Anaïk Morel (Brangäne) & Sophie Koch (Isolde) © Mirco Magliocca
Car Tristan et Isolde est une œuvre monstrueuse, la plus extrême sans doute de l’art lyrique, et il est inutile de rappeler l’état de transe dans lequel Wagner le conçût et dans lequel les interprètes doivent l’interpréter tout en en maîtrisant les terribles difficultés. Terrible, tel était d’ailleurs le mot employé par Wagner lui-même pour décrire la puissance de cette métaphysique de la musique. Histoire folle puisque le créateur du rôle de Tristan, l’immense ténor Ludwig Schnorr von Carolsfeld, adulé par le compositeur, mourut subitement quelques mois après la création, en 1865, tandis que le maestro Joseph Keilberth, qui avait rêvé de mourir pendant un Tristan, vit son rêve exaucé puisqu’il s’éteignit en le dirigeant en 1968, à Munich. A Bayreuth, en 1889, il fallut évacuer le jeune Lekeu, évanoui dès le Prélude, tandis que Chabrier sanglotait. Et lors des représentations données au Met en 1961, Birgit Nilsson fit la couverture du New York Times, honneur sans précédent pour une cantatrice…

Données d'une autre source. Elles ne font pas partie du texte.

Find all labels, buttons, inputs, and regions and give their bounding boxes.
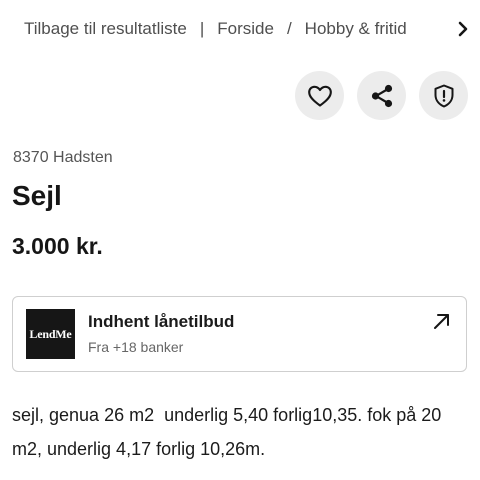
loan-offer-title: Indhent lånetilbud	[88, 312, 235, 331]
breadcrumb-separator: |	[199, 19, 205, 38]
listing-location: 8370 Hadsten	[13, 149, 113, 166]
arrow-up-right-icon	[434, 314, 449, 329]
breadcrumb-category-link[interactable]: Hobby & fritid	[305, 19, 407, 39]
share-icon	[371, 84, 392, 107]
listing-actions	[295, 71, 468, 120]
breadcrumb-back-link[interactable]: Tilbage til resultatliste	[24, 19, 187, 39]
breadcrumb-separator: /	[286, 19, 292, 38]
breadcrumb-scroll-right-button[interactable]	[416, 16, 480, 42]
listing-title: Sejl	[12, 180, 62, 211]
loan-offer-card[interactable]: LendMe Indhent lånetilbud Fra +18 banker	[12, 296, 467, 372]
breadcrumb-home-link[interactable]: Forside	[217, 19, 274, 39]
breadcrumb: Tilbage til resultatliste | Forside / Ho…	[24, 16, 480, 42]
favorite-button[interactable]	[295, 71, 344, 120]
chevron-right-icon	[458, 21, 468, 37]
heart-icon	[307, 85, 332, 107]
shield-alert-icon	[434, 84, 453, 107]
listing-price: 3.000 kr.	[12, 233, 103, 259]
loan-offer-subtitle: Fra +18 banker	[88, 339, 184, 355]
report-button[interactable]	[419, 71, 468, 120]
lendme-logo: LendMe	[26, 309, 75, 359]
share-button[interactable]	[357, 71, 406, 120]
listing-description: sejl, genua 26 m2 underlig 5,40 forlig10…	[12, 405, 447, 459]
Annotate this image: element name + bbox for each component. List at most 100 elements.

Bref, une sublime histoire de fous, que Nicolas Joël situa entre abstraction et romantisme, les deux pôles des visions auxquelles avaient donné lieu Tristan pendant tout le XXe siècle, sachant qu’il s’agit plus d’un oratorio que d’un opéra au sens habituel du terme. L’époque contemporaine a d’ailleurs inventé le bon mot pour traduire ce genre de projection visuelle toute intimiste, celui de mise en espace, idéal pour définir le spectacle ici proposé, avec juste les incises de voile, de rocher ou de ciel étoilé pour identifier les étapes de la tragédie.

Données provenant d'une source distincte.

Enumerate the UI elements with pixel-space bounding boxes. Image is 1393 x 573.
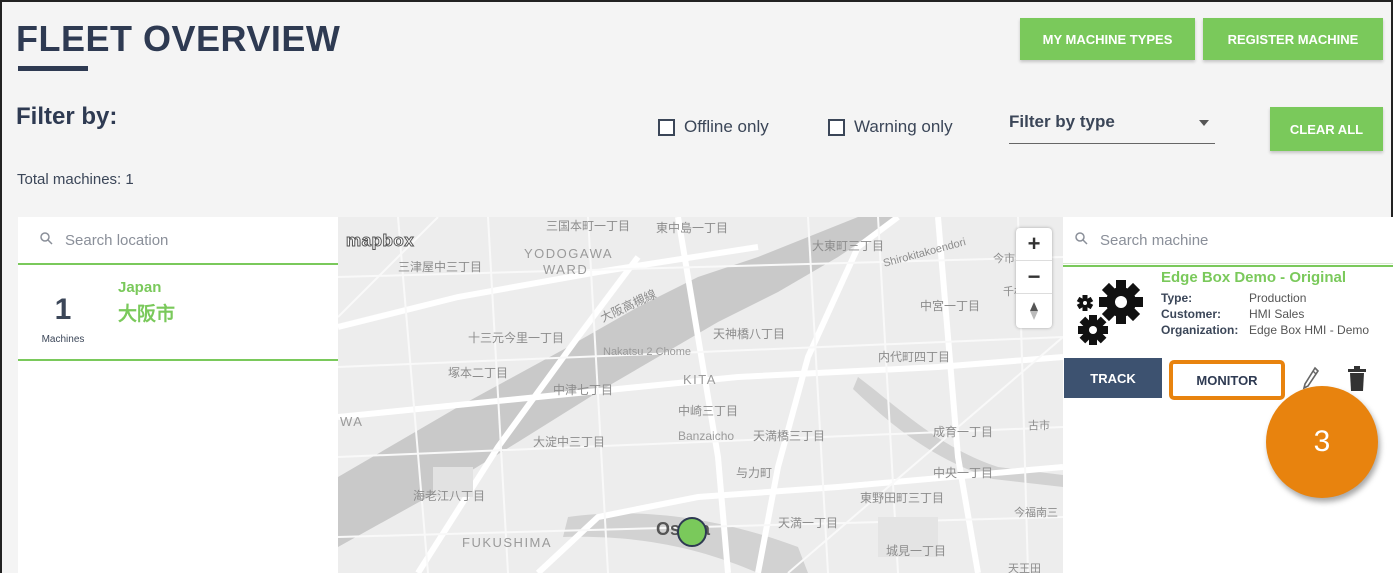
map-label: 十三元今里一丁目 (468, 331, 565, 345)
offline-only-label: Offline only (684, 117, 769, 136)
map-label: 古市 (1028, 420, 1050, 432)
map-label: 内代町四丁目 (878, 350, 951, 364)
register-machine-button[interactable]: REGISTER MACHINE (1203, 18, 1383, 60)
machine-search[interactable]: Search machine (1063, 217, 1393, 264)
machine-customer-row: Customer: HMI Sales (1161, 307, 1304, 321)
warning-only-label: Warning only (854, 117, 953, 136)
mapbox-logo: mapbox (345, 231, 415, 251)
map-label: 天神橋八丁目 (713, 327, 786, 341)
filter-by-type-select[interactable]: Filter by type (1009, 112, 1215, 144)
map-label: 中津七丁目 (553, 383, 614, 397)
map-label: 大淀中三丁目 (533, 435, 606, 449)
map-label: 塚本二丁目 (448, 366, 509, 380)
map-label: YODOGAWA (524, 246, 614, 261)
filter-by-type-label: Filter by type (1009, 112, 1115, 131)
map-label: 海老江八丁目 (413, 489, 486, 503)
warning-only-checkbox[interactable] (828, 118, 845, 136)
step-number-badge: 3 (1266, 386, 1378, 498)
compass-icon[interactable] (1016, 294, 1052, 327)
offline-only-filter[interactable]: Offline only (658, 117, 769, 137)
machine-location-marker[interactable] (677, 517, 707, 547)
zoom-in-button[interactable]: + (1016, 228, 1052, 261)
total-machines: Total machines: 1 (17, 171, 134, 188)
title-underline (18, 66, 88, 71)
machine-customer-value: HMI Sales (1249, 307, 1305, 321)
map-label: Nakatsu 2 Chome (603, 346, 692, 358)
track-button[interactable]: TRACK (1064, 358, 1162, 398)
machine-search-placeholder: Search machine (1100, 231, 1209, 249)
location-machine-count: 1 (54, 293, 72, 326)
machine-customer-key: Customer: (1161, 307, 1222, 321)
map-zoom-control: + − (1016, 228, 1052, 328)
warning-only-filter[interactable]: Warning only (828, 117, 953, 137)
map-label: 城見一丁目 (886, 544, 947, 558)
location-city: 大阪市 (118, 303, 176, 325)
location-panel: Search location 1 Machines Japan 大阪市 (18, 217, 338, 573)
filter-heading: Filter by: (16, 103, 118, 130)
map-label: 成育一丁目 (933, 425, 994, 439)
map-label: 天満橋三丁目 (753, 429, 826, 443)
page-title: FLEET OVERVIEW (16, 18, 341, 59)
clear-all-button[interactable]: CLEAR ALL (1270, 107, 1383, 151)
location-machine-count-label: Machines (41, 334, 85, 345)
map-label: 与力町 (736, 466, 773, 480)
offline-only-checkbox[interactable] (658, 118, 675, 136)
machine-organization-row: Organization: Edge Box HMI - Demo (1161, 323, 1369, 337)
map-label: 中宮一丁目 (920, 299, 981, 313)
caret-down-icon (1199, 120, 1209, 126)
map-label: 中央一丁目 (933, 466, 994, 480)
map-label: KITA (683, 372, 717, 387)
delete-trash-icon[interactable] (1347, 366, 1367, 397)
machine-type-key: Type: (1161, 291, 1193, 305)
map-label: 大東町三丁目 (812, 239, 885, 253)
map-label: 東中島一丁目 (656, 221, 729, 235)
gears-icon (1071, 275, 1151, 360)
map-label: 三津屋中三丁目 (398, 260, 483, 274)
location-list-item[interactable]: 1 Machines Japan 大阪市 (18, 263, 338, 361)
map-label: 天満一丁目 (778, 516, 839, 530)
map-label: 天王田 (1008, 563, 1041, 573)
zoom-out-button[interactable]: − (1016, 261, 1052, 294)
my-machine-types-button[interactable]: MY MACHINE TYPES (1020, 18, 1195, 60)
map-label: Banzaicho (678, 429, 735, 443)
location-country: Japan (118, 279, 162, 296)
machine-type-value: Production (1249, 291, 1307, 305)
machine-organization-value: Edge Box HMI - Demo (1249, 323, 1370, 337)
machine-name[interactable]: Edge Box Demo - Original (1161, 269, 1346, 286)
map-label: FUKUSHIMA (462, 535, 553, 550)
map-label: WA (340, 414, 364, 429)
map-view[interactable]: mapbox 三国本町一丁目 東中島一丁目 YODOGAWA WARD 三津屋中… (338, 217, 1063, 573)
monitor-button[interactable]: MONITOR (1169, 360, 1285, 400)
map-label: WARD (543, 262, 589, 277)
search-icon (1075, 232, 1088, 248)
map-label: 今福南三 (1014, 507, 1058, 519)
map-label: 今市 (993, 253, 1015, 265)
map-label: 中崎三丁目 (678, 404, 739, 418)
map-label: 三国本町一丁目 (546, 219, 631, 233)
location-search-placeholder: Search location (65, 231, 169, 249)
machine-card[interactable]: Edge Box Demo - Original Type: Production… (1063, 265, 1393, 355)
location-search[interactable]: Search location (18, 217, 338, 264)
search-icon (40, 232, 53, 248)
map-label: 東野田町三丁目 (860, 491, 945, 505)
machine-type-row: Type: Production (1161, 291, 1306, 305)
machine-organization-key: Organization: (1161, 323, 1239, 337)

Nicolaï Schukoff (Tristan) © Mirrco Magliocca
Et, à tout seigneur tout honneur, le chef Frank Beermann qui avait enflammé les lieux avec son Parsifal en 2020, embrasse ici l’œuvre gigantesque avec une force renversante. Dès l’ouverture, il étire, abolit le temps, arrache le spectateur à son contexte et à sa conscience, pour le mener, soudainement, au cœur de l’hystérie d’Isolde, rugissante durant tout le premier acte. Par la suite, on aura pu lui reprocher une certaine compacité pour les plages irréelles du 2e acte, là où le scintillement des étoiles peut aérer l’intensité croissante du duo des amants. Mais la violence, la dynamique tragique de sa baguette, servie en état de fièvre par l’Orchestre du Capitole, et notamment par le cor anglais de Gabrielle Zaneboni pour la mélodie infinie de Karéol, ont su faire du 3e acte un véritable maelstrom, créer un tourbillon qui conduit à une Mort d’Isolde finalement presque éteinte, comme engloutie après ce carnage psychologique et musical.

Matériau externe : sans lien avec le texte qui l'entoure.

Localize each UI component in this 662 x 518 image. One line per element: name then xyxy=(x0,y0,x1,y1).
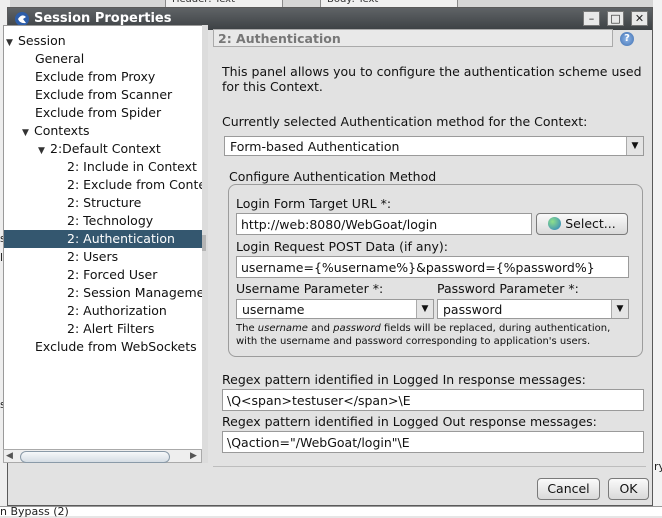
tree-item-label: 2: Alert Filters xyxy=(67,321,155,336)
tree-item-label: 2: Technology xyxy=(67,213,154,228)
tree-item-label: 2:Default Context xyxy=(50,141,161,156)
tree-item-label: Exclude from Spider xyxy=(35,105,162,120)
tree-item-forced-user[interactable]: 2: Forced User xyxy=(67,266,157,284)
expand-caret-icon[interactable]: ▼ xyxy=(38,142,50,160)
post-data-value: username={%username%}&password={%passwor… xyxy=(241,260,595,275)
tree-item-default-context[interactable]: ▼ 2:Default Context xyxy=(38,140,161,158)
expand-caret-icon[interactable]: ▼ xyxy=(6,34,18,52)
tree-horizontal-scrollbar[interactable]: ◀ ▶ xyxy=(3,449,202,463)
password-param-select[interactable]: password ▼ xyxy=(437,299,629,319)
tree-item-users[interactable]: 2: Users xyxy=(67,248,118,266)
help-icon[interactable]: ? xyxy=(620,32,634,46)
tree-item-exclude-scanner[interactable]: Exclude from Scanner xyxy=(35,86,172,104)
globe-icon xyxy=(548,217,562,230)
tree-item-label: 2: Authorization xyxy=(67,303,167,318)
tree-item-authentication[interactable]: 2: Authentication xyxy=(4,230,202,248)
ok-button[interactable]: OK xyxy=(608,478,649,500)
tree-item-include-in-context[interactable]: 2: Include in Context xyxy=(67,158,197,176)
logged-in-regex-value: \Q<span>testuser</span>\E xyxy=(227,393,411,408)
footer-separator xyxy=(213,466,646,467)
note-text: The xyxy=(236,323,258,334)
config-section-title: Configure Authentication Method xyxy=(229,169,437,184)
dropdown-arrow-icon[interactable]: ▼ xyxy=(611,300,628,318)
tree-item-label: Exclude from Scanner xyxy=(35,87,173,102)
tree-item-label: 2: Structure xyxy=(67,195,142,210)
post-data-field[interactable]: username={%username%}&password={%passwor… xyxy=(236,256,629,278)
expand-caret-icon[interactable]: ▼ xyxy=(22,124,34,142)
logged-out-label: Regex pattern identified in Logged Out r… xyxy=(222,414,597,429)
background-list-item[interactable]: n Bypass (2) xyxy=(0,505,69,518)
password-param-label: Password Parameter *: xyxy=(437,281,579,296)
password-param-value: password xyxy=(443,302,503,317)
note-text: and xyxy=(307,323,334,334)
tree-item-general[interactable]: General xyxy=(35,50,84,68)
panel-description-line2: for this Context. xyxy=(222,79,323,94)
tree-item-structure[interactable]: 2: Structure xyxy=(67,194,141,212)
tree-item-label: Contexts xyxy=(34,123,90,138)
select-button-label: Select... xyxy=(565,216,616,231)
close-button[interactable]: ✕ xyxy=(631,11,648,26)
tree-item-exclude-websockets[interactable]: Exclude from WebSockets xyxy=(35,338,197,356)
tree-item-label: 2: Forced User xyxy=(67,267,158,282)
maximize-button[interactable]: □ xyxy=(607,11,624,26)
dropdown-arrow-icon[interactable]: ▼ xyxy=(416,300,433,318)
settings-tree[interactable]: ▼ Session General Exclude from Proxy Excl… xyxy=(3,25,204,450)
tree-item-alert-filters[interactable]: 2: Alert Filters xyxy=(67,320,154,338)
panel-title: 2: Authentication xyxy=(218,31,341,46)
username-param-value: username xyxy=(242,302,305,317)
logged-in-label: Regex pattern identified in Logged In re… xyxy=(222,372,586,387)
tree-item-authorization[interactable]: 2: Authorization xyxy=(67,302,167,320)
login-url-field[interactable]: http://web:8080/WebGoat/login xyxy=(236,213,532,235)
username-param-select[interactable]: username ▼ xyxy=(236,299,434,319)
tree-item-label: 2: Include in Context xyxy=(67,159,197,174)
minimize-button[interactable]: – xyxy=(583,11,600,26)
tree-item-label: 2: Session Management xyxy=(67,285,204,300)
username-param-label: Username Parameter *: xyxy=(236,281,384,296)
logged-out-regex-value: \Qaction="/WebGoat/login"\E xyxy=(227,435,410,450)
note-password: password xyxy=(333,323,381,334)
background-right-panel xyxy=(653,0,662,515)
auth-method-value: Form-based Authentication xyxy=(230,139,400,154)
tree-item-label: 2: Authentication xyxy=(67,231,175,246)
panel-header: 2: Authentication xyxy=(213,29,613,47)
tree-item-label: Exclude from Proxy xyxy=(35,69,156,84)
scroll-right-icon[interactable]: ▶ xyxy=(190,450,197,462)
tree-item-exclude-spider[interactable]: Exclude from Spider xyxy=(35,104,161,122)
tree-item-session-management[interactable]: 2: Session Management xyxy=(67,284,204,302)
tree-item-label: 2: Users xyxy=(67,249,119,264)
tree-item-label: General xyxy=(35,51,85,66)
logged-out-regex-field[interactable]: \Qaction="/WebGoat/login"\E xyxy=(222,431,644,453)
tree-item-label: Exclude from WebSockets xyxy=(35,339,197,354)
logged-in-regex-field[interactable]: \Q<span>testuser</span>\E xyxy=(222,389,644,411)
tree-item-label: 2: Exclude from Context xyxy=(67,177,204,192)
auth-method-select[interactable]: Form-based Authentication ▼ xyxy=(224,136,644,156)
panel-description-line1: This panel allows you to configure the a… xyxy=(222,64,642,79)
cancel-button[interactable]: Cancel xyxy=(537,478,600,500)
parameter-note: The username and password fields will be… xyxy=(236,322,632,348)
dropdown-arrow-icon[interactable]: ▼ xyxy=(626,137,643,155)
tree-item-session[interactable]: ▼ Session xyxy=(6,32,66,50)
tree-item-contexts[interactable]: ▼ Contexts xyxy=(22,122,89,140)
note-username: username xyxy=(257,323,308,334)
method-label: Currently selected Authentication method… xyxy=(222,114,588,129)
tree-item-exclude-proxy[interactable]: Exclude from Proxy xyxy=(35,68,155,86)
post-data-label: Login Request POST Data (if any): xyxy=(236,239,448,254)
tree-item-technology[interactable]: 2: Technology xyxy=(67,212,153,230)
tree-item-exclude-from-context[interactable]: 2: Exclude from Context xyxy=(67,176,204,194)
split-pane-grip-icon[interactable] xyxy=(202,235,206,251)
select-url-button[interactable]: Select... xyxy=(536,213,628,235)
window-title: Session Properties xyxy=(34,11,172,26)
background-fragment: ry xyxy=(654,460,662,473)
tree-item-label: Session xyxy=(18,33,66,48)
login-url-value: http://web:8080/WebGoat/login xyxy=(241,217,438,232)
login-url-label: Login Form Target URL *: xyxy=(236,196,392,211)
scroll-left-icon[interactable]: ◀ xyxy=(6,450,13,462)
scrollbar-thumb[interactable] xyxy=(20,451,170,463)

Matthias Goerne (Marke) & Sophie Koch (Isolde) © Mirco Magliocca
Pour les chanteurs, chargés donc de tenter l’impossible, ce furent deux mémorables incarnations, avec en premier Sophie Koch, si menue, dressée dans sa robe du soir, face à l’immensité de sa folie mortelle, jetée dans cette fosse aux lions avec l’énormité de sa voix flamboyante, passant des limites de l’hargneux à la sensualité de la femme éperdue. Un peu plus de lyrisme l’eût simplement rendue encore plus touchante, tandis que ses aigus semblaient atteindre leurs limites lors du deuxième acte. Mais il est vrai que les plus fameuses y laissèrent parfois leur voix et qu’il s’agit pour elle d’une prise de rôle, avec toutes les affres de l’enjeu.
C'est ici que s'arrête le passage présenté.